Do you break some of these contact lens rules?
Posted September 26, 2017 9:28 a.m. EDT
Contact lenses correct vision and offer a natural look, but they require special maintenance and certain rules for safe use.
Doctors recommend taking them out before sleeping or napping, but some people don't. A report from the Centers for Disease Control said that the most common offense by contact wearers.
The problem with leaving contact lenses in while sleeping is an increased risk for eye infections, among other things, said Cleveland Clinic ophthalmologist Dr. Allison Babiuch.
"In addition to infections, you can also get irritation and other problems to your cornea, the front surface to the eye," Babiuch said.
A CDC report shows six out of seven contact lens wearers reported at least one risky lens-related behavior.
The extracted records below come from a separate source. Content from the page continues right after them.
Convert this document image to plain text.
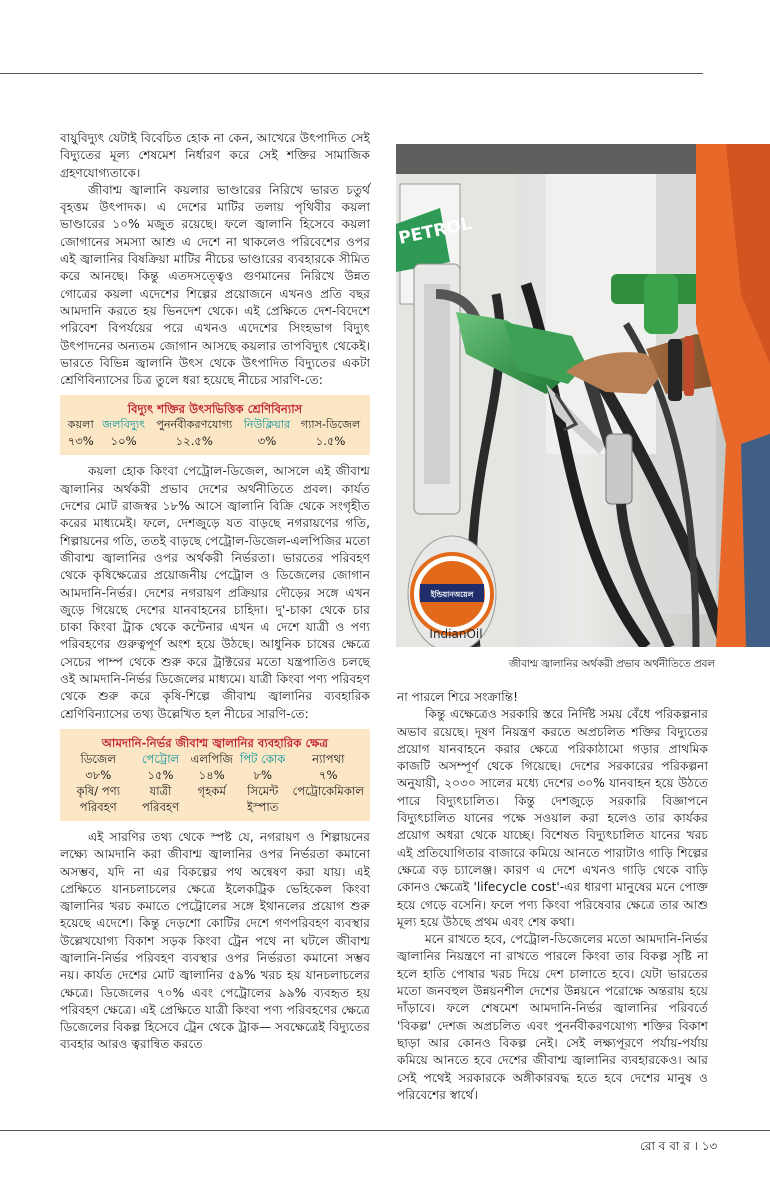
বায়ুবিদ্যুৎ যেটাই বিবেচিত হোক না কেন, আখেরে উৎপাদিত সেই বিদ্যুতের মূল্য শেষমেশ নির্ধারণ করে সেই শক্তির সামাজিক গ্রহণযোগ্যতাকে।

জীবাশ্ম জ্বালানি কয়লার ভাণ্ডারের নিরিখে ভারত চতুর্থ বৃহত্তম উৎপাদক। এ দেশের মাটির তলায় পৃথিবীর কয়লা ভাণ্ডারের ১০% মজুত রয়েছে। ফলে জ্বালানি হিসেবে কয়লা জোগানের সমস্যা আশু এ দেশে না থাকলেও পরিবেশের ওপর এই জ্বালানির বিষক্রিয়া মাটির নীচের ভাণ্ডারের ব্যবহারকে সীমিত করে আনছে। কিন্তু এতদসত্ত্বেও গুণমানের নিরিখে উন্নত গোত্রের কয়লা এদেশের শিল্পের প্রয়োজনে এখনও প্রতি বছর আমদানি করতে হয় ভিনদেশ থেকে। এই প্রেক্ষিতে দেশ-বিদেশে পরিবেশ বিপর্যয়ের পরে এখনও এদেশের সিংহভাগ বিদ্যুৎ উৎপাদনের অন্যতম জোগান আসছে কয়লার তাপবিদ্যুৎ থেকেই। ভারতে বিভিন্ন জ্বালানি উৎস থেকে উৎপাদিত বিদ্যুতের একটা শ্রেণিবিন্যাসের চিত্র তুলে ধরা হয়েছে নীচের সারণি-তে:

বিদ্যুৎ শক্তির উৎসভিত্তিক শ্রেণিবিন্যাস
কয়লা	জলবিদ্যুৎ	পুনর্নবীকরণযোগ্য	নিউক্লিয়ার	গ্যাস-ডিজেল
৭৩%	১০%	১২.৫%	৩%	১.৫%

কয়লা হোক কিংবা পেট্রোল-ডিজেল, আসলে এই জীবাশ্ম জ্বালানির অর্থকরী প্রভাব দেশের অর্থনীতিতে প্রবল। কার্যত দেশের মোট রাজস্বর ১৮% আসে জ্বালানি বিক্রি থেকে সংগৃহীত করের মাধ্যমেই। ফলে, দেশজুড়ে যত বাড়ছে নগরায়ণের গতি, শিল্পায়নের গতি, ততই বাড়ছে পেট্রোল-ডিজেল-এলপিজির মতো জীবাশ্ম জ্বালানির ওপর অর্থকরী নির্ভরতা। ভারতের পরিবহণ থেকে কৃষিক্ষেত্রের প্রয়োজনীয় পেট্রোল ও ডিজেলের জোগান আমদানি-নির্ভর। দেশের নগরায়ণ প্রক্রিয়ার দৌড়ের সঙ্গে এখন জুড়ে গিয়েছে দেশের যানবাহনের চাহিদা। দু'-চাকা থেকে চার চাকা কিংবা ট্রাক থেকে কন্টেনার এখন এ দেশে যাত্রী ও পণ্য পরিবহণের গুরুত্বপূর্ণ অংশ হয়ে উঠছে। আধুনিক চাষের ক্ষেত্রে সেচের পাম্প থেকে শুরু করে ট্রাক্টরের মতো যন্ত্রপাতিও চলছে ওই আমদানি-নির্ভর ডিজেলের মাধ্যমে। যাত্রী কিংবা পণ্য পরিবহণ থেকে শুরু করে কৃষি-শিল্পে জীবাশ্ম জ্বালানির ব্যবহারিক শ্রেণিবিন্যাসের তথ্য উল্লেখিত হল নীচের সারণি-তে:

আমদানি-নির্ভর জীবাশ্ম জ্বালানির ব্যবহারিক ক্ষেত্র
ডিজেল	পেট্রোল	এলপিজি	পিট কোক	ন্যাপথা
৩৮%	১৫%	১৪%	৮%	৭%
কৃষি/ পণ্য পরিবহণ	যাত্রী পরিবহণ	গৃহকর্ম	সিমেন্ট ইস্পাত	পেট্রোকেমিকাল

এই সারণির তথ্য থেকে স্পষ্ট যে, নগরায়ণ ও শিল্পায়নের লক্ষ্যে আমদানি করা জীবাশ্ম জ্বালানির ওপর নির্ভরতা কমানো অসম্ভব, যদি না এর বিকল্পের পথ অন্বেষণ করা যায়। এই প্রেক্ষিতে যানচলাচলের ক্ষেত্রে ইলেকট্রিক ভেহিকেল কিংবা জ্বালানির খরচ কমাতে পেট্রোলের সঙ্গে ইথানলের প্রয়োগ শুরু হয়েছে এদেশে। কিন্তু দেড়শো কোটির দেশে গণপরিবহণ ব্যবস্থার উল্লেখযোগ্য বিকাশ সড়ক কিংবা ট্রেন পথে না ঘটলে জীবাশ্ম জ্বালানি-নির্ভর পরিবহণ ব্যবস্থার ওপর নির্ভরতা কমানো সম্ভব নয়। কার্যত দেশের মোট জ্বালানির ৫৯% খরচ হয় যানচলাচলের ক্ষেত্রে। ডিজেলের ৭০% এবং পেট্রোলের ৯৯% ব্যবহৃত হয় পরিবহণ ক্ষেত্রে। এই প্রেক্ষিতে যাত্রী কিংবা পণ্য পরিবহণের ক্ষেত্রে ডিজেলের বিকল্প হিসেবে ট্রেন থেকে ট্রাক— সবক্ষেত্রেই বিদ্যুতের ব্যবহার আরও ত্বরান্বিত করতে

PETROL
ইন্ডিয়ানঅয়েল
IndianOil
জীবাশ্ম জ্বালানির অর্থকরী প্রভাব অর্থনীতিতে প্রবল

না পারলে শিরে সংক্রান্তি!

কিন্তু এক্ষেত্রেও সরকারি স্তরে নির্দিষ্ট সময় বেঁধে পরিকল্পনার অভাব রয়েছে। দূষণ নিয়ন্ত্রণ করতে অপ্রচলিত শক্তির বিদ্যুতের প্রয়োগ যানবাহনে করার ক্ষেত্রে পরিকাঠামো গড়ার প্রাথমিক কাজটি অসম্পূর্ণ থেকে গিয়েছে। দেশের সরকারের পরিকল্পনা অনুযায়ী, ২০৩০ সালের মধ্যে দেশের ৩০% যানবাহন হয়ে উঠতে পারে বিদ্যুৎচালিত। কিন্তু দেশজুড়ে সরকারি বিজ্ঞাপনে বিদ্যুৎচালিত যানের পক্ষে সওয়াল করা হলেও তার কার্যকর প্রয়োগ অধরা থেকে যাচ্ছে। বিশেষত বিদ্যুৎচালিত যানের খরচ এই প্রতিযোগিতার বাজারে কমিয়ে আনতে পারাটাও গাড়ি শিল্পের ক্ষেত্রে বড় চ্যালেঞ্জ। কারণ এ দেশে এখনও গাড়ি থেকে বাড়ি কোনও ক্ষেত্রেই 'lifecycle cost'-এর ধারণা মানুষের মনে পোক্ত হয়ে গেড়ে বসেনি। ফলে পণ্য কিংবা পরিষেবার ক্ষেত্রে তার আশু মূল্য হয়ে উঠছে প্রথম এবং শেষ কথা।

মনে রাখতে হবে, পেট্রোল-ডিজেলের মতো আমদানি-নির্ভর জ্বালানির নিয়ন্ত্রণে না রাখতে পারলে কিংবা তার বিকল্প সৃষ্টি না হলে হাতি পোষার খরচ দিয়ে দেশ চালাতে হবে। যেটা ভারতের মতো জনবহুল উন্নয়নশীল দেশের উন্নয়নে পরোক্ষে অন্তরায় হয়ে দাঁড়াবে। ফলে শেষমেশ আমদানি-নির্ভর জ্বালানির পরিবর্তে 'বিকল্প' দেশজ অপ্রচলিত এবং পুনর্নবীকরণযোগ্য শক্তির বিকাশ ছাড়া আর কোনও বিকল্প নেই। সেই লক্ষ্যপূরণে পর্যায়-পর্যায় কমিয়ে আনতে হবে দেশের জীবাশ্ম জ্বালানির ব্যবহারকেও। আর সেই পথেই সরকারকে অঙ্গীকারবদ্ধ হতে হবে দেশের মানুষ ও পরিবেশের স্বার্থে।

রো ব বা র । ১৩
Besides sleeping in them, other bad habits include swimming in lenses and not replacing disposable lenses and cases frequently enough.
To reduce the risk of developing an eye infection, doctors recommend wearers always wash their hands with soap and water before handling lenses.
The lens should also only be cleaned with contact lens solution.
Lens cases should be replaced every three to four months to keep bacteria at bay, and lenses should be stored in a clean case with fresh solution each day.
Signs of an eye infection include decreased vision, redness, watering and discharge from the eye.
Babiuch said anyone experiencing problems with their eyes should see a doctor and bring the problematic lenses with them.
"Take the contact lens out, but keep it, don't throw it away," Babiuch said. "Put it in a contact lens case, and bring it with (you) to your appointment because if we do see signs of an infection we can culture the contact lens itself also."
Some contacts are approved for overnight wear, but many ophthalmologists don't recommend them. They say they can lead to eye infections.
WRAL Health Team's Dr. Allen Mask said the cornea of your eye needs to breathe, and your eyes need a regular break from contacts. If you're in too big of a hurry to do proper contact lens maintenance, don't cut corners. Instead, wear a pair of prescription eyeglasses to prevent potential eye infection.